Indoco Remedies Ltd.,  a fully integrated, research- oriented pharma company, has received the Establishment Inspection Report (approval) from US Food and Drug Administration (FDA) for its solid dosages manufacturing facility at Goa (Plant I), thereby confirming the closure of inspection in October, 2015.

The previous US FDA inspection for this facility was held in August 2012 and this facility continues its status of being acceptable by the US FDA, since then.

“The approval by US FDA for the solid dosages facility re-confirms Indoco’s quality commitment to patient care”, said Aditi Kare-Panandikar, managing director of Indoco Remedies Ltd.

According to Indoco press release, this plant has a capacity to manufacture 2.2 billion tablets, 32 million bottles of liquid orals, 16 million tubes of creams and ointments and 60 million capsules of hard gelatin.
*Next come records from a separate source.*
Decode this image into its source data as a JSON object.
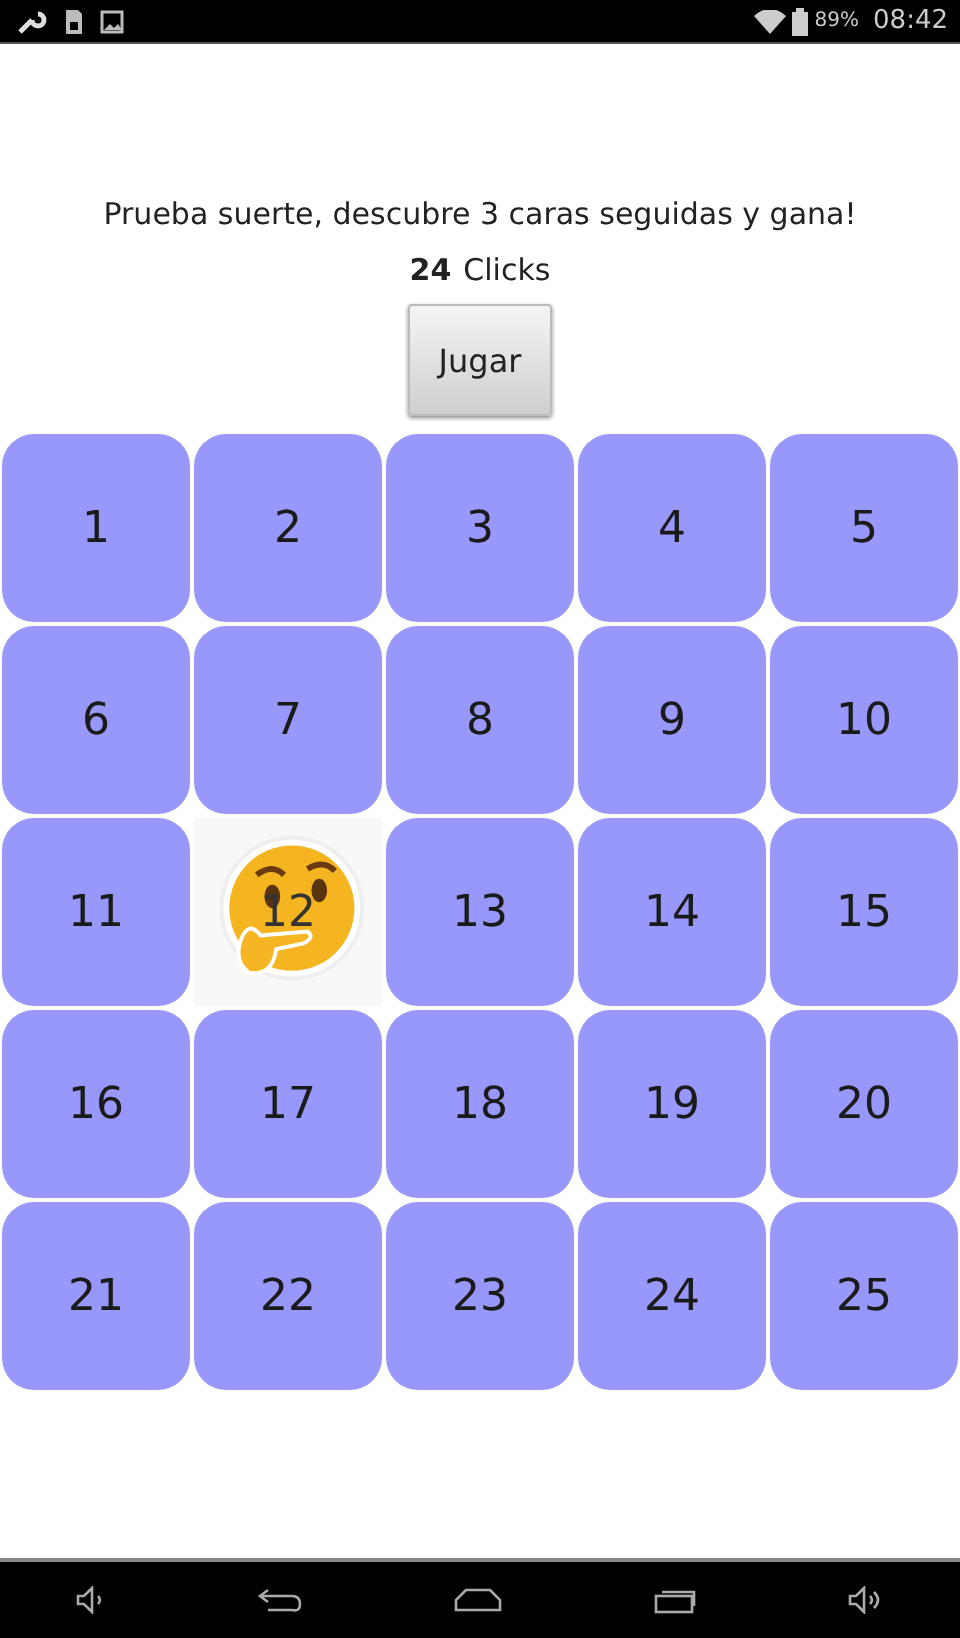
{
  "status_bar": {
    "battery": "89%",
    "time": "08:42"
  },
  "instructions": "Prueba suerte, descubre 3 caras seguidas y gana!",
  "clicks": {
    "count": "24",
    "label": "Clicks"
  },
  "play_button": "Jugar",
  "cells": [
    {
      "label": "1",
      "revealed": false
    },
    {
      "label": "2",
      "revealed": false
    },
    {
      "label": "3",
      "revealed": false
    },
    {
      "label": "4",
      "revealed": false
    },
    {
      "label": "5",
      "revealed": false
    },
    {
      "label": "6",
      "revealed": false
    },
    {
      "label": "7",
      "revealed": false
    },
    {
      "label": "8",
      "revealed": false
    },
    {
      "label": "9",
      "revealed": false
    },
    {
      "label": "10",
      "revealed": false
    },
    {
      "label": "11",
      "revealed": false
    },
    {
      "label": "12",
      "revealed": true
    },
    {
      "label": "13",
      "revealed": false
    },
    {
      "label": "14",
      "revealed": false
    },
    {
      "label": "15",
      "revealed": false
    },
    {
      "label": "16",
      "revealed": false
    },
    {
      "label": "17",
      "revealed": false
    },
    {
      "label": "18",
      "revealed": false
    },
    {
      "label": "19",
      "revealed": false
    },
    {
      "label": "20",
      "revealed": false
    },
    {
      "label": "21",
      "revealed": false
    },
    {
      "label": "22",
      "revealed": false
    },
    {
      "label": "23",
      "revealed": false
    },
    {
      "label": "24",
      "revealed": false
    },
    {
      "label": "25",
      "revealed": false
    }
  ]
}
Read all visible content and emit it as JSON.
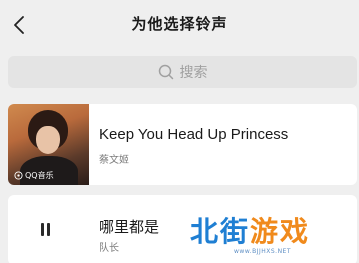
{
  "header": {
    "title": "为他选择铃声"
  },
  "search": {
    "placeholder": "搜索"
  },
  "songs": [
    {
      "title": "Keep You Head Up Princess",
      "artist": "蔡文姬",
      "cover_badge": "QQ音乐"
    },
    {
      "title": "哪里都是",
      "artist": "队长",
      "state": "playing"
    }
  ],
  "watermark": {
    "text_part1": "北街",
    "text_part2": "游戏",
    "url": "www.BJJHXS.NET"
  },
  "colors": {
    "background": "#efefef",
    "search_bg": "#e4e4e4",
    "watermark_blue": "#1f7fd3",
    "watermark_orange": "#f08a1c"
  }
}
This plant has capability to manufacture aqueous, non-aqueous and photosensitive products. It has HVAC system that maintains relative humidity to 40% +/- 5%.

Apart from approval from US FDA, this plant is also approved by UK-MHRA, MCC-South Africa, TGA-Australia and ANVISA-Brazil.

Indoco has 8 manufacturing facilities, 5 of which are for FDFs and 3 for APIs,   supported by a state-of-the-art R&D Centre and a CRO facility. The company develops and manufactures a wide range of pharmaceutical products for the Indian and international markets.